There are numerous different treatments that can be used for SCC in horses including surgery, cryotherapy, radiotherapy, immunotherapy, photodynamic therapy, radiofrequency hyperthermia, laser surgery and chemotherapy (Giuliano 2010). The use of combination therapies is common practice. Comparisons of recurrence rates between different combinations of therapies are difficult to establish and studies documenting long-term and distant recurrence rates of ocular SCC are currently lacking.

This case series has highlighted the importance of regular monitoring of cases treated for ocular SCC even after resolution of the primary tumour. As a minimum, the authors would recommend prompt investigation of submandibular, retropharangeal or parotid lymphadenopathy in horses treated for ocular SCC and long-term case follow-up. Additionally, multicentre prospective studies with regular follow-up and particular attention to histopathological features of excised SCC are warranted with the aim to recognise horses at risk for disease progression as well as identify disease progression promptly.

In conclusion, the delayed identification of metastasis of neoplasia described by Elce et al. (2011), and the 5 horses in the present study, illustrates the need for counselling owners of affected horses and for long term careful re-examination after treatment of ocular SCC not only for local (ocular) recurrence of tumour but also for metastatic spread, both locally in sentinel lymph nodes and at distant sites.
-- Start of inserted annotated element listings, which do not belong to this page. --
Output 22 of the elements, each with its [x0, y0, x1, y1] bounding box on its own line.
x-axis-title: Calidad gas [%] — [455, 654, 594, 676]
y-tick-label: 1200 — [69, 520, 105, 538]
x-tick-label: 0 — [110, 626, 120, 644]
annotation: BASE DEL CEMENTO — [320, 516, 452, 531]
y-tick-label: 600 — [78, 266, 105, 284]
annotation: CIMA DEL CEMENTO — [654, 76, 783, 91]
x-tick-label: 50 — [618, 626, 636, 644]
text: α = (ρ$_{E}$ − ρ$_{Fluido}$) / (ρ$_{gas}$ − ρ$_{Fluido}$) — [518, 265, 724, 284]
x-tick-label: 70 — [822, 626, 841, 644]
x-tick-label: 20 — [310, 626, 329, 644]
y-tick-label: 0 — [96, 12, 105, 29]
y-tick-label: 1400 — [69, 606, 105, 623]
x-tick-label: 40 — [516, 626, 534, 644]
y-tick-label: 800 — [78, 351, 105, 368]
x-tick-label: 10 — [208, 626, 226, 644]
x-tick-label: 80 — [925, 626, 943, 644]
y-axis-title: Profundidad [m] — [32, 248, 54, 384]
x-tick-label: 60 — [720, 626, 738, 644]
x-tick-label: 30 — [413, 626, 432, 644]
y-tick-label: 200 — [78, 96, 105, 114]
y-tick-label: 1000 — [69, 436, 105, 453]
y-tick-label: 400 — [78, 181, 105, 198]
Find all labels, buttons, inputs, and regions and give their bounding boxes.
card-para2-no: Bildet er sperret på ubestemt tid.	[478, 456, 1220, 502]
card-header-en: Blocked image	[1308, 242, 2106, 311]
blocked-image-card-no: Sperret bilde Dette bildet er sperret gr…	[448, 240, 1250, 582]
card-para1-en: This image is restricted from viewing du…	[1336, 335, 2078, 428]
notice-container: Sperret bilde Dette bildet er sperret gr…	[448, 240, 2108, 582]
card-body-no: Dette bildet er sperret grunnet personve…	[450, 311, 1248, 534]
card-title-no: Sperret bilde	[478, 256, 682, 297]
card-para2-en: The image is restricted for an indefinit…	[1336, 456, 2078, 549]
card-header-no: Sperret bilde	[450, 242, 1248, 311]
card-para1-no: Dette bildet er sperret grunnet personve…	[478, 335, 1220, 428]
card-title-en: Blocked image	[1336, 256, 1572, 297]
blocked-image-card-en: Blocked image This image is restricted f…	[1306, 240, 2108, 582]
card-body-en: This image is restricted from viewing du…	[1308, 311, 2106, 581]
The identification of neoplastic invasion of blood or lymphatic vessels in tissue samples of the primary tumour may be considered as a marker for increased risk of subsequent metastastic disease.

Authors' declaration of interests

No conflicts of interest have been declared.

Acknowledgements

We thank colleagues at: the Bell Equine Veterinary Clinic; the Department of Clinical Veterinary Science, Comparative Pathology, University of Bristol; Trevor Whitbread, Abbey Veterinary Services; and The Department of Large Animal Medicine, University of Georgia for assistance with the evaluation and treatment of these cases.